Exercise may also have benefits for the brain centers that support executive control. It may be that strong executive functioning in itself may facilitate consistency for this challenging activity. Poor executive control has been associated with lower self-reported PA rates over a 2-year period [27, 28]. The executive control's contribution to PA has been found to be 50% greater in magnitude than the contribution of PA to subsequent changes in executive control [29]. In the paper of M. A. McCaskey et al. “Making More of IT: Enabling Intensive MOtor Cognitive Rehabilitation Exercises in Geriatrics Using INFORMATION Technology Solutions,” the authors also include new technology to enhance and maintain exercise in cognitive rehabilitation.

In order to attain a high level of cardiorespiratory fitness, it is recommended to be physically active for 6 months or longer.
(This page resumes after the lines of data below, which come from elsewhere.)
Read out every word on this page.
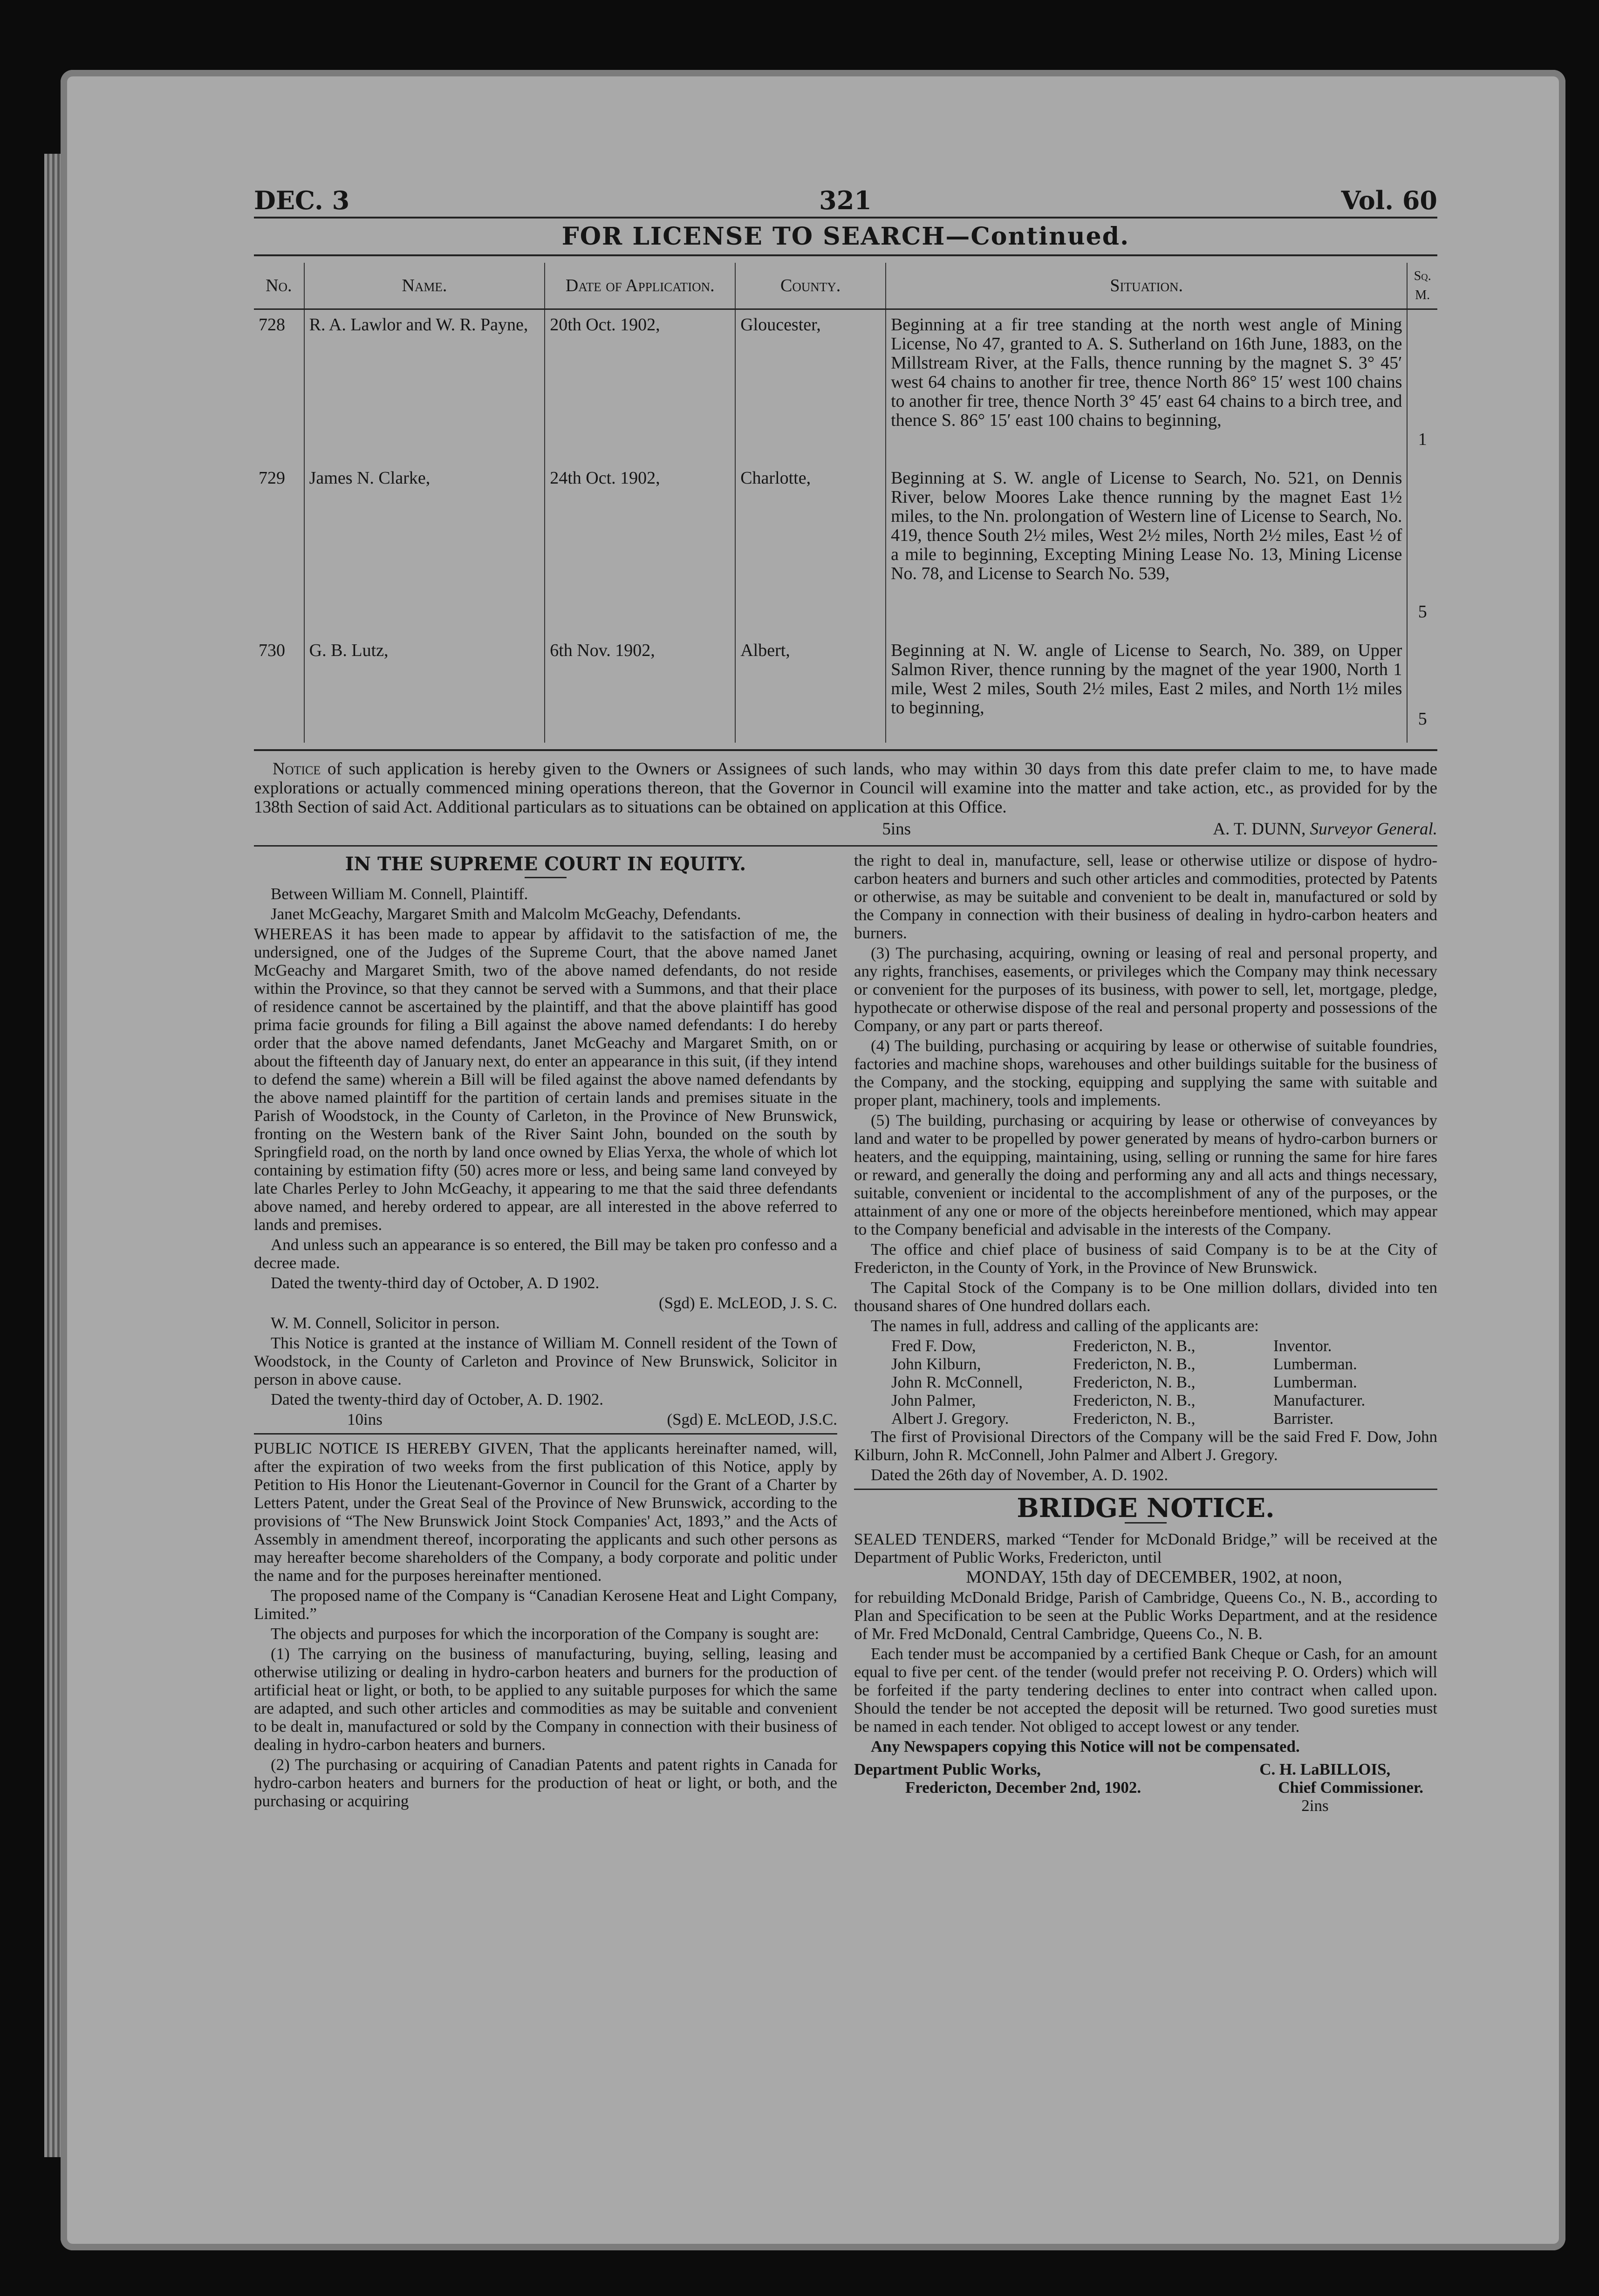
DEC. 3	321	Vol. 60
FOR LICENSE TO SEARCH—Continued.
No.	Name.	Date of Application.	County.	Situation.	Sq. M.
728	R. A. Lawlor and W. R. Payne,	20th Oct. 1902,	Gloucester,	Beginning at a fir tree standing at the north west angle of Mining License, No 47, granted to A. S. Sutherland on 16th June, 1883, on the Millstream River, at the Falls, thence running by the magnet S. 3° 45′ west 64 chains to another fir tree, thence North 86° 15′ west 100 chains to another fir tree, thence North 3° 45′ east 64 chains to a birch tree, and thence S. 86° 15′ east 100 chains to beginning,	1
729	James N. Clarke,	24th Oct. 1902,	Charlotte,	Beginning at S. W. angle of License to Search, No. 521, on Dennis River, below Moores Lake thence running by the magnet East 1½ miles, to the Nn. prolongation of Western line of License to Search, No. 419, thence South 2½ miles, West 2½ miles, North 2½ miles, East ½ of a mile to beginning, Excepting Mining Lease No. 13, Mining License No. 78, and License to Search No. 539,	5
730	G. B. Lutz,	6th Nov. 1902,	Albert,	Beginning at N. W. angle of License to Search, No. 389, on Upper Salmon River, thence running by the magnet of the year 1900, North 1 mile, West 2 miles, South 2½ miles, East 2 miles, and North 1½ miles to beginning,	5
Notice of such application is hereby given to the Owners or Assignees of such lands, who may within 30 days from this date prefer claim to me, to have made explorations or actually commenced mining operations thereon, that the Governor in Council will examine into the matter and take action, etc., as provided for by the 138th Section of said Act. Additional particulars as to situations can be obtained on application at this Office.
5ins	A. T. DUNN, Surveyor General.
IN THE SUPREME COURT IN EQUITY.

Between William M. Connell, Plaintiff.

Janet McGeachy, Margaret Smith and Malcolm McGeachy, Defendants.

WHEREAS it has been made to appear by affidavit to the satisfaction of me, the undersigned, one of the Judges of the Supreme Court, that the above named Janet McGeachy and Margaret Smith, two of the above named defendants, do not reside within the Province, so that they cannot be served with a Summons, and that their place of residence cannot be ascertained by the plaintiff, and that the above plaintiff has good prima facie grounds for filing a Bill against the above named defendants: I do hereby order that the above named defendants, Janet McGeachy and Margaret Smith, on or about the fifteenth day of January next, do enter an appearance in this suit, (if they intend to defend the same) wherein a Bill will be filed against the above named defendants by the above named plaintiff for the partition of certain lands and premises situate in the Parish of Woodstock, in the County of Carleton, in the Province of New Brunswick, fronting on the Western bank of the River Saint John, bounded on the south by Springfield road, on the north by land once owned by Elias Yerxa, the whole of which lot containing by estimation fifty (50) acres more or less, and being same land conveyed by late Charles Perley to John McGeachy, it appearing to me that the said three defendants above named, and hereby ordered to appear, are all interested in the above referred to lands and premises.

And unless such an appearance is so entered, the Bill may be taken pro confesso and a decree made.

Dated the twenty-third day of October, A. D 1902.

(Sgd) E. McLEOD, J. S. C.

W. M. Connell, Solicitor in person.

This Notice is granted at the instance of William M. Connell resident of the Town of Woodstock, in the County of Carleton and Province of New Brunswick, Solicitor in person in above cause.

Dated the twenty-third day of October, A. D. 1902.

10ins	(Sgd) E. McLEOD, J.S.C.

PUBLIC NOTICE IS HEREBY GIVEN, That the applicants hereinafter named, will, after the expiration of two weeks from the first publication of this Notice, apply by Petition to His Honor the Lieutenant-Governor in Council for the Grant of a Charter by Letters Patent, under the Great Seal of the Province of New Brunswick, according to the provisions of “The New Brunswick Joint Stock Companies' Act, 1893,” and the Acts of Assembly in amendment thereof, incorporating the applicants and such other persons as may hereafter become shareholders of the Company, a body corporate and politic under the name and for the purposes hereinafter mentioned.

The proposed name of the Company is “Canadian Kerosene Heat and Light Company, Limited.”

The objects and purposes for which the incorporation of the Company is sought are:

(1) The carrying on the business of manufacturing, buying, selling, leasing and otherwise utilizing or dealing in hydro-carbon heaters and burners for the production of artificial heat or light, or both, to be applied to any suitable purposes for which the same are adapted, and such other articles and commodities as may be suitable and convenient to be dealt in, manufactured or sold by the Company in connection with their business of dealing in hydro-carbon heaters and burners.

(2) The purchasing or acquiring of Canadian Patents and patent rights in Canada for hydro-carbon heaters and burners for the production of heat or light, or both, and the purchasing or acquiring

the right to deal in, manufacture, sell, lease or otherwise utilize or dispose of hydro-carbon heaters and burners and such other articles and commodities, protected by Patents or otherwise, as may be suitable and convenient to be dealt in, manufactured or sold by the Company in connection with their business of dealing in hydro-carbon heaters and burners.

(3) The purchasing, acquiring, owning or leasing of real and personal property, and any rights, franchises, easements, or privileges which the Company may think necessary or convenient for the purposes of its business, with power to sell, let, mortgage, pledge, hypothecate or otherwise dispose of the real and personal property and possessions of the Company, or any part or parts thereof.

(4) The building, purchasing or acquiring by lease or otherwise of suitable foundries, factories and machine shops, warehouses and other buildings suitable for the business of the Company, and the stocking, equipping and supplying the same with suitable and proper plant, machinery, tools and implements.

(5) The building, purchasing or acquiring by lease or otherwise of conveyances by land and water to be propelled by power generated by means of hydro-carbon burners or heaters, and the equipping, maintaining, using, selling or running the same for hire fares or reward, and generally the doing and performing any and all acts and things necessary, suitable, convenient or incidental to the accomplishment of any of the purposes, or the attainment of any one or more of the objects hereinbefore mentioned, which may appear to the Company beneficial and advisable in the interests of the Company.

The office and chief place of business of said Company is to be at the City of Fredericton, in the County of York, in the Province of New Brunswick.

The Capital Stock of the Company is to be One million dollars, divided into ten thousand shares of One hundred dollars each.

The names in full, address and calling of the applicants are:

Fred F. Dow,	Fredericton, N. B.,	Inventor.
John Kilburn,	Fredericton, N. B.,	Lumberman.
John R. McConnell,	Fredericton, N. B.,	Lumberman.
John Palmer,	Fredericton, N. B.,	Manufacturer.
Albert J. Gregory.	Fredericton, N. B.,	Barrister.

The first of Provisional Directors of the Company will be the said Fred F. Dow, John Kilburn, John R. McConnell, John Palmer and Albert J. Gregory.

Dated the 26th day of November, A. D. 1902.

BRIDGE NOTICE.

SEALED TENDERS, marked “Tender for McDonald Bridge,” will be received at the Department of Public Works, Fredericton, until

MONDAY, 15th day of DECEMBER, 1902, at noon,

for rebuilding McDonald Bridge, Parish of Cambridge, Queens Co., N. B., according to Plan and Specification to be seen at the Public Works Department, and at the residence of Mr. Fred McDonald, Central Cambridge, Queens Co., N. B.

Each tender must be accompanied by a certified Bank Cheque or Cash, for an amount equal to five per cent. of the tender (would prefer not receiving P. O. Orders) which will be forfeited if the party tendering declines to enter into contract when called upon. Should the tender be not accepted the deposit will be returned. Two good sureties must be named in each tender. Not obliged to accept lowest or any tender.

Any Newspapers copying this Notice will not be compensated.

Department Public Works,
Fredericton, December 2nd, 1902.
C. H. LaBILLOIS,
Chief Commissioner.
2ins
These recommendations may also be applied to balance exercises in order to reduce falls [23]. Many elderly individuals are incapable of sustaining activities for this long on their own. Successful maintenance of PA typically requires substantial support and supervision. Even then, a high percentage of people drop out due to difficulties negotiating everyday costs of activity participation like scheduling conflicts and competing sedentary activities or health issues. This issue is highlighted in the study of T. Adachi et al. “Predicting the Future Need of Walking Device or Assistance by Moderate to Vigorous Physical Activity: A 2-Year Prospective Study of Women Aged 75 Years and Above.”

In addition, reduced bodily functions can make it difficult for elderly persons to maintain exercise under different environmental circumstances, which is demonstrated in the contribution of B. N. Balmain et al. “Aging and Thermoregulatory Control: The Clinical Implications of Exercising under Heat Stress in Older Individuals.”

In this special issue, we have included papers that focus on the aging process and PA in a broad perspective, focusing on different aspects on PA, exercise, and older people. PA and exercise play an important role in the primary, secondary, and tertiary prevention, in the management of diseases, to counteract sarcopenia and falls as well as improving physical performance and activities of daily living, as these papers illustrate.

Promoting exercise among the older population is an important public health and clinical issue. A core issue is how to get older people with comorbidities to exercise.

Conflicts of Interest

The authors declare that they have no conflicts of interest.